In a federal lawsuit filed this week in Akron, Ohio, a group of Athiests is suing the
federal government to withdraw the phrase “ In God We Trust” from all United States currency. The Athiest group is arguing that the phrase is a clear violation of the separation of church and state. There are 41 plaintiffs included in the suit, which is being spearheaded by lawyer Michael Newdow, whom is 0-1 in federal cases after losing the effort to remove “Under God” from the Pledge of Allegiance.
The plaintiffs are claiming that “In God We Trust” is a daily reminder of a God in which they do not believe in. The forced acceptance and re-distribution to others (via US currency) a message that goes wholly against their beliefs at Humanists. As a Humanist, there is no recognition of any type of higher being, but rather an ethical standard or code to follow on a daily basis. Newdow states, “There is obviously no compelling government interest in having ‘In God We Trust’ on our money”. In addition, Newdow claimed “We did fine for the 75 years before the phrase was ever used at all, and continued to do fine for the subsequent 102 years before such inscriptions were made mandatory on every coin and currency bill. Similarly, the vast majority of nations manage to function without religious verbiage on their money.”

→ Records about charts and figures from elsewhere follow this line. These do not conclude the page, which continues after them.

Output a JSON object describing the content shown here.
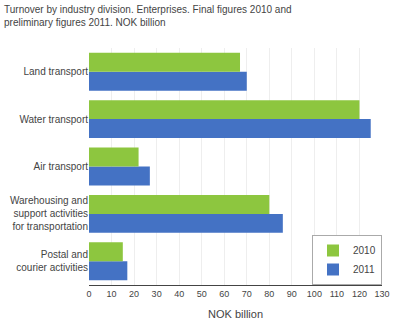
{
  "chart_data": {
    "type": "bar",
    "orientation": "horizontal",
    "title": "Turnover by industry division. Enterprises. Final figures 2010 and\npreliminary figures 2011. NOK billion",
    "categories": [
      "Postal and\ncourier activities",
      "Warehousing and\nsupport activities\nfor transportation",
      "Air transport",
      "Water transport",
      "Land transport"
    ],
    "series": [
      {
        "name": "2010",
        "color": "#8DC63F",
        "values": [
          15,
          80,
          22,
          120,
          67
        ]
      },
      {
        "name": "2011",
        "color": "#4472C4",
        "values": [
          17,
          86,
          27,
          125,
          70
        ]
      }
    ],
    "xlabel": "NOK billion",
    "xlim": [
      0,
      130
    ],
    "xticks": [
      0,
      10,
      20,
      30,
      40,
      50,
      60,
      70,
      80,
      90,
      100,
      110,
      120,
      130
    ],
    "grid": true,
    "legend": "lower right"
  }
}
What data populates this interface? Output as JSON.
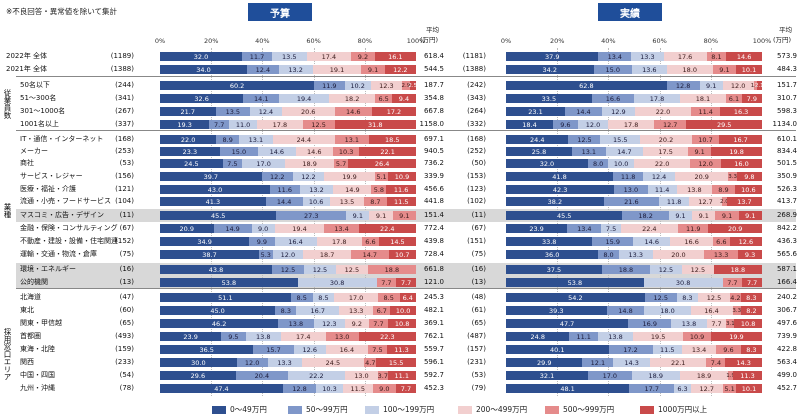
{
  "note": "※不良回答・異常値を除いて集計",
  "unit_label": "平均",
  "unit_sub": "(万円)",
  "colors": [
    "#2e4f8f",
    "#7f97c9",
    "#c3cfe6",
    "#f2cfcf",
    "#e58b8b",
    "#c94a4a"
  ],
  "chart_data": [
    {
      "type": "bar",
      "title": "予算",
      "xlim": [
        0,
        100
      ],
      "xticks": [
        "0%",
        "20%",
        "40%",
        "60%",
        "80%",
        "100%"
      ],
      "legend": [
        "0〜49万円",
        "50〜99万円",
        "100〜199万円",
        "200〜499万円",
        "500〜999万円",
        "1000万円以上"
      ],
      "rows": [
        {
          "label": "2022年 全体",
          "n": "(1189)",
          "values": [
            32.0,
            11.7,
            13.5,
            17.4,
            9.2,
            16.1
          ],
          "avg": "618.4"
        },
        {
          "label": "2021年 全体",
          "n": "(1388)",
          "values": [
            34.0,
            12.4,
            13.2,
            19.1,
            9.1,
            12.2
          ],
          "avg": "544.5"
        },
        {
          "label": "50名以下",
          "n": "(244)",
          "values": [
            60.2,
            11.9,
            10.2,
            12.3,
            2.9,
            2.5
          ],
          "avg": "187.7"
        },
        {
          "label": "51〜300名",
          "n": "(341)",
          "values": [
            32.6,
            14.1,
            19.4,
            18.2,
            6.5,
            9.4
          ],
          "avg": "354.8"
        },
        {
          "label": "301〜1000名",
          "n": "(267)",
          "values": [
            21.7,
            13.5,
            12.4,
            20.6,
            14.6,
            17.2
          ],
          "avg": "667.8"
        },
        {
          "label": "1001名以上",
          "n": "(337)",
          "values": [
            19.3,
            7.7,
            11.0,
            17.8,
            12.5,
            31.8
          ],
          "avg": "1158.0"
        },
        {
          "label": "IT・通信・インターネット",
          "n": "(168)",
          "values": [
            22.0,
            8.9,
            13.1,
            24.4,
            13.1,
            18.5
          ],
          "avg": "697.1"
        },
        {
          "label": "メーカー",
          "n": "(253)",
          "values": [
            23.3,
            15.0,
            14.6,
            14.6,
            10.3,
            22.1
          ],
          "avg": "940.5"
        },
        {
          "label": "商社",
          "n": "(53)",
          "values": [
            24.5,
            7.5,
            17.0,
            18.9,
            5.7,
            26.4
          ],
          "avg": "736.2"
        },
        {
          "label": "サービス・レジャー",
          "n": "(156)",
          "values": [
            39.7,
            12.2,
            12.2,
            19.9,
            5.1,
            10.9
          ],
          "avg": "339.9"
        },
        {
          "label": "医療・福祉・介護",
          "n": "(121)",
          "values": [
            43.0,
            11.6,
            13.2,
            14.9,
            5.8,
            11.6
          ],
          "avg": "456.6"
        },
        {
          "label": "流通・小売・フードサービス",
          "n": "(104)",
          "values": [
            41.3,
            14.4,
            10.6,
            13.5,
            8.7,
            11.5
          ],
          "avg": "441.8"
        },
        {
          "label": "マスコミ・広告・デザイン",
          "n": "(11)",
          "values": [
            45.5,
            27.3,
            9.1,
            9.1,
            9.1,
            0
          ],
          "avg": "151.4",
          "hl": true
        },
        {
          "label": "金融・保険・コンサルティング",
          "n": "(67)",
          "values": [
            20.9,
            14.9,
            9.0,
            19.4,
            13.4,
            22.4
          ],
          "avg": "772.4"
        },
        {
          "label": "不動産・建設・設備・住宅関連",
          "n": "(152)",
          "values": [
            34.9,
            9.9,
            16.4,
            17.8,
            6.6,
            14.5
          ],
          "avg": "439.8"
        },
        {
          "label": "運輸・交通・物流・倉庫",
          "n": "(75)",
          "values": [
            38.7,
            5.3,
            12.0,
            18.7,
            14.7,
            10.7
          ],
          "avg": "728.4"
        },
        {
          "label": "環境・エネルギー",
          "n": "(16)",
          "values": [
            43.8,
            12.5,
            12.5,
            12.5,
            18.8,
            0
          ],
          "avg": "661.8",
          "hl": true
        },
        {
          "label": "公的機関",
          "n": "(13)",
          "values": [
            53.8,
            0,
            30.8,
            0,
            7.7,
            7.7
          ],
          "avg": "121.0",
          "hl": true
        },
        {
          "label": "北海道",
          "n": "(47)",
          "values": [
            51.1,
            8.5,
            8.5,
            17.0,
            8.5,
            6.4
          ],
          "avg": "245.3"
        },
        {
          "label": "東北",
          "n": "(60)",
          "values": [
            45.0,
            8.3,
            16.7,
            13.3,
            6.7,
            10.0
          ],
          "avg": "482.1"
        },
        {
          "label": "関東・甲信越",
          "n": "(65)",
          "values": [
            46.2,
            13.8,
            12.3,
            9.2,
            7.7,
            10.8
          ],
          "avg": "369.1"
        },
        {
          "label": "首都圏",
          "n": "(493)",
          "values": [
            23.9,
            9.5,
            13.8,
            17.4,
            13.0,
            22.3
          ],
          "avg": "762.1"
        },
        {
          "label": "東海・北陸",
          "n": "(159)",
          "values": [
            36.5,
            15.7,
            12.6,
            16.4,
            7.5,
            11.3
          ],
          "avg": "559.7"
        },
        {
          "label": "関西",
          "n": "(233)",
          "values": [
            30.0,
            12.0,
            13.3,
            24.5,
            4.7,
            15.5
          ],
          "avg": "596.1"
        },
        {
          "label": "中国・四国",
          "n": "(54)",
          "values": [
            29.6,
            20.4,
            22.2,
            13.0,
            3.7,
            11.1
          ],
          "avg": "592.7"
        },
        {
          "label": "九州・沖縄",
          "n": "(78)",
          "values": [
            47.4,
            12.8,
            10.3,
            11.5,
            9.0,
            7.7
          ],
          "avg": "452.3"
        }
      ]
    },
    {
      "type": "bar",
      "title": "実績",
      "xlim": [
        0,
        100
      ],
      "xticks": [
        "0%",
        "20%",
        "40%",
        "60%",
        "80%",
        "100%"
      ],
      "rows": [
        {
          "n": "(1181)",
          "values": [
            37.9,
            13.4,
            13.3,
            17.6,
            8.1,
            14.6
          ],
          "avg": "573.9"
        },
        {
          "n": "(1388)",
          "values": [
            34.2,
            15.0,
            13.6,
            18.0,
            9.1,
            10.1
          ],
          "avg": "484.3"
        },
        {
          "n": "(242)",
          "values": [
            62.8,
            12.8,
            9.1,
            12.0,
            1.2,
            2.1
          ],
          "avg": "151.7"
        },
        {
          "n": "(343)",
          "values": [
            33.5,
            16.6,
            17.8,
            18.1,
            6.1,
            7.9
          ],
          "avg": "310.7"
        },
        {
          "n": "(264)",
          "values": [
            23.1,
            14.4,
            12.9,
            22.0,
            11.4,
            16.3
          ],
          "avg": "598.3"
        },
        {
          "n": "(332)",
          "values": [
            18.4,
            9.6,
            12.0,
            17.8,
            12.7,
            29.5
          ],
          "avg": "1134.0"
        },
        {
          "n": "(168)",
          "values": [
            24.4,
            12.5,
            15.5,
            20.2,
            10.7,
            16.7
          ],
          "avg": "610.1"
        },
        {
          "n": "(252)",
          "values": [
            25.8,
            13.1,
            14.7,
            17.5,
            9.1,
            19.8
          ],
          "avg": "834.4"
        },
        {
          "n": "(50)",
          "values": [
            32.0,
            8.0,
            10.0,
            22.0,
            12.0,
            16.0
          ],
          "avg": "501.5"
        },
        {
          "n": "(153)",
          "values": [
            41.8,
            11.8,
            12.4,
            20.9,
            3.3,
            9.8
          ],
          "avg": "350.9"
        },
        {
          "n": "(123)",
          "values": [
            42.3,
            13.0,
            11.4,
            13.8,
            8.9,
            10.6
          ],
          "avg": "526.3"
        },
        {
          "n": "(102)",
          "values": [
            38.2,
            21.6,
            11.8,
            12.7,
            2.0,
            13.7
          ],
          "avg": "413.7"
        },
        {
          "n": "(11)",
          "values": [
            45.5,
            18.2,
            9.1,
            9.1,
            9.1,
            9.1
          ],
          "avg": "268.9",
          "hl": true
        },
        {
          "n": "(67)",
          "values": [
            23.9,
            13.4,
            7.5,
            22.4,
            11.9,
            20.9
          ],
          "avg": "842.2"
        },
        {
          "n": "(151)",
          "values": [
            33.8,
            15.9,
            14.6,
            16.6,
            6.6,
            12.6
          ],
          "avg": "436.3"
        },
        {
          "n": "(75)",
          "values": [
            36.0,
            8.0,
            13.3,
            20.0,
            13.3,
            9.3
          ],
          "avg": "565.6"
        },
        {
          "n": "(16)",
          "values": [
            37.5,
            18.8,
            12.5,
            12.5,
            0,
            18.8
          ],
          "avg": "587.1",
          "hl": true
        },
        {
          "n": "(13)",
          "values": [
            53.8,
            0,
            30.8,
            0,
            7.7,
            7.7
          ],
          "avg": "166.4",
          "hl": true
        },
        {
          "n": "(48)",
          "values": [
            54.2,
            12.5,
            8.3,
            12.5,
            4.2,
            8.3
          ],
          "avg": "240.2"
        },
        {
          "n": "(61)",
          "values": [
            39.3,
            14.8,
            18.0,
            16.4,
            3.3,
            8.2
          ],
          "avg": "306.7"
        },
        {
          "n": "(65)",
          "values": [
            47.7,
            16.9,
            13.8,
            7.7,
            3.1,
            10.8
          ],
          "avg": "497.6"
        },
        {
          "n": "(487)",
          "values": [
            24.8,
            11.1,
            13.8,
            19.5,
            10.9,
            19.9
          ],
          "avg": "739.9"
        },
        {
          "n": "(157)",
          "values": [
            40.1,
            17.2,
            11.5,
            13.4,
            9.6,
            8.3
          ],
          "avg": "422.8"
        },
        {
          "n": "(231)",
          "values": [
            29.9,
            12.1,
            14.3,
            22.1,
            7.4,
            14.3
          ],
          "avg": "563.4"
        },
        {
          "n": "(53)",
          "values": [
            32.1,
            17.0,
            18.9,
            18.9,
            1.9,
            11.3
          ],
          "avg": "499.0"
        },
        {
          "n": "(79)",
          "values": [
            48.1,
            17.7,
            6.3,
            12.7,
            5.1,
            10.1
          ],
          "avg": "452.7"
        }
      ]
    }
  ],
  "groups": [
    "従業員数",
    "業種",
    "採用窓口エリア"
  ]
}
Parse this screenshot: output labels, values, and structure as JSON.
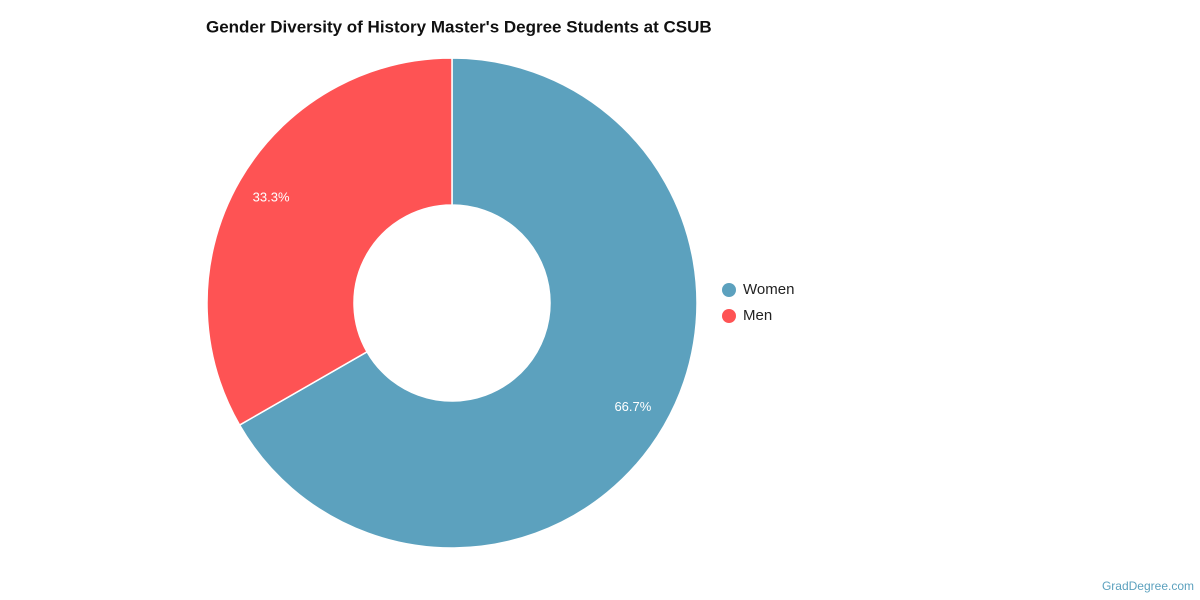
{
  "chart_data": {
    "type": "donut",
    "title": "Gender Diversity of History Master's Degree Students at CSUB",
    "categories": [
      "Women",
      "Men"
    ],
    "values": [
      66.7,
      33.3
    ],
    "value_labels": [
      "66.7%",
      "33.3%"
    ],
    "colors": [
      "#5ca1be",
      "#fe5354"
    ],
    "legend": "right"
  },
  "source": "GradDegree.com"
}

Dwight D. Eisenhower instituted “In God We Trust” as the United States national motto in 1956, although it had been inscribed on currency since 1864. While this case is receiving backlash from many religious groups across the country, there are also many atheists standing against their fellow brethren. In today’s world, there are multiple options of currency, with the least frequently used being paper currency. Checks, credit cards, debit cards and bitcoins all are accepted forms of monetary tools, without the inscription “In God We Trust”. We will see how this campaign unfolds in the coming weeks.